Но с Маргит я все равно чувствовал себя одиноким, поскольку она по-прежнему держала дистанцию. Когда я пришел на четвертое наше свидание, она повела меня к дивану, расстегнула джинсы и начала делать минет. После этого, когда я попытался обнять ее, она мягко оттолкнула мою руку со словами, которые я уже слышал: «Не сегодня».
Еще через три дня она была совсем другой — ненасытной и страстной. После секса она много болтала и казалась по-настоящему влюбленной. Настолько, что я даже осмелился сказать:
— Послушай, я понимаю, что, наверное, слишком тороплю события… Но мы так чудесно провели время… Почему бы нам не сходить куда-нибудь поужинать или…
— У меня работа. И у тебя тоже.
— Но мне на работу только к полуночи, так что у нас пара часов…
— А ты действительно просто сидишь там всю ночь, пока разгружают меха? — вдруг спросила она.
— Именно так.
— Ты когда-нибудь встречался с людьми, которые тебя наняли?
— Только с угрюмым придурком, заправляющим местным интернет-кафе. Он каждый день вручает мне конверт с жалованьем.
— Посредник?
— Что-то вроде того.
— Скажи, а ты когда-нибудь задумывался о том, что на самом деле происходит в этом здании?
— Я же говорил тебе, это меховой склад.
— Ты лжешь…
Я предпочел промолчать.
Она заговорила первой:
— Только избавь себя от угрызений совести из-за того, что не сказал мне правду.
— Правда в том, что я не знаю правды.
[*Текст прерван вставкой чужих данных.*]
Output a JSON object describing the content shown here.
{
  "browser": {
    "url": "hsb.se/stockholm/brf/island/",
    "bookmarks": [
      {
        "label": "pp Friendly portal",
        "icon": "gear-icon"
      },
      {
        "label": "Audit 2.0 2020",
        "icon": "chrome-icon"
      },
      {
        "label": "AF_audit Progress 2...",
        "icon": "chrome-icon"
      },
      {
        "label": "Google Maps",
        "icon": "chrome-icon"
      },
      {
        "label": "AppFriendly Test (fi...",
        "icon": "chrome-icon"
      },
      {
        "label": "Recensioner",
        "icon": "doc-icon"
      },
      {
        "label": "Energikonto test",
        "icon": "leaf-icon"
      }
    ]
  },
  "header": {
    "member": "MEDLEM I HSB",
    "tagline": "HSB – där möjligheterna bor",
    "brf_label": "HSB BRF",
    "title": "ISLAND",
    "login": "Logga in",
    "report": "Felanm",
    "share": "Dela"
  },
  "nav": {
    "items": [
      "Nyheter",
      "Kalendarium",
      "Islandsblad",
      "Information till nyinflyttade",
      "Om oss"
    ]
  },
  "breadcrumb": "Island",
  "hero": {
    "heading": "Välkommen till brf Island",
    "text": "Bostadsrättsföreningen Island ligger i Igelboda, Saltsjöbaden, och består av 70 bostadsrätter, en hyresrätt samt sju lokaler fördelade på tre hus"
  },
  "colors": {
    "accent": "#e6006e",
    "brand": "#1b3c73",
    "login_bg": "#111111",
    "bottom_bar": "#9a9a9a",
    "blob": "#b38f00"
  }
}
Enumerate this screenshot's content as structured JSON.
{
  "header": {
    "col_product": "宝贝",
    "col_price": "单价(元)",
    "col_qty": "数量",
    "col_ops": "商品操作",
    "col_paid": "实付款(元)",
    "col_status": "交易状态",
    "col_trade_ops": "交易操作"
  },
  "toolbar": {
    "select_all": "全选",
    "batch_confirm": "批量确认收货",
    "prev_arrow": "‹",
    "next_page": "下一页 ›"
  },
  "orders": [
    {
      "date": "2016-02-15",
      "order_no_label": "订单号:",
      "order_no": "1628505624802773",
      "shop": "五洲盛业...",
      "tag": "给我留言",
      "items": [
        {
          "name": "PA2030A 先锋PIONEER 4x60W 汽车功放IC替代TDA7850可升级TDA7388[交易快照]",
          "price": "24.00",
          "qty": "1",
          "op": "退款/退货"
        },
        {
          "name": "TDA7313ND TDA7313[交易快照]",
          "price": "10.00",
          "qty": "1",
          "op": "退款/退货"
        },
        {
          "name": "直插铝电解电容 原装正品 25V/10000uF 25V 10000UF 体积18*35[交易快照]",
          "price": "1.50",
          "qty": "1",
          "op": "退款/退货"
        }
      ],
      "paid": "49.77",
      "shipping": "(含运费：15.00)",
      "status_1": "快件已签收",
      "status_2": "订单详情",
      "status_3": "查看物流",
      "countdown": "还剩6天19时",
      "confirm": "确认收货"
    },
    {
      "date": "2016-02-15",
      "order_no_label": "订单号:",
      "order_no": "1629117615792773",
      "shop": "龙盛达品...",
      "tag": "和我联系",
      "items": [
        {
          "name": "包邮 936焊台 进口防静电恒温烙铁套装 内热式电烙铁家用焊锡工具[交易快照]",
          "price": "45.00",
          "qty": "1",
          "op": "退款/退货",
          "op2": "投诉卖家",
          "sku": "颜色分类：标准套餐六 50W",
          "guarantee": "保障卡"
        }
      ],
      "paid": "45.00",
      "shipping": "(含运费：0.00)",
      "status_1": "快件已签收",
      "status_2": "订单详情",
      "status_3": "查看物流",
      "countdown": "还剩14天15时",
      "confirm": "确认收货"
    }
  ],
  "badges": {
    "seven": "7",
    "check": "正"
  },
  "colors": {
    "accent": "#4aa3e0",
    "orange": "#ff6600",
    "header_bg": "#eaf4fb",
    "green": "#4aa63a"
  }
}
Извини.
— Зачем извиняться? Все мужчины врут.
— Без комментариев, — ответил я.
— Да хватит тебе каяться. Позволь, я угадаю: твоя бывшая жена много рассуждала о необходимости доверия в браке, о том, что без «абсолютной честности» нет «реальной основы для близости».
Пытаясь вспомнить, когда же я успел выложить ей всю правду о Сьюзан, я напрягся.
Маргит опередила меня:
— Откуда я это знаю? Ну, это всего лишь предположение, к тому же основанное на моих рудиментарных представлениях об американской морали во всей ее ханжеской изощренности.
— А что проповедует французская мораль?
— Обособление.Картезианскую логику двух разных вселенных внутри одной жизни. Примирение с противоречащими друг другу семейной обязанностью и иллюзией свободы. Как сказал Дюма, брачные оковы тяжелы, и, чтобы нести эту ношу, требуются усилия нескольких человек. Самое главное, не допускать, чтоб две сферы встретились, — никогда ни в чем не следует сознаваться. В то время как ты, Гарри, сознался во всем…не так ли?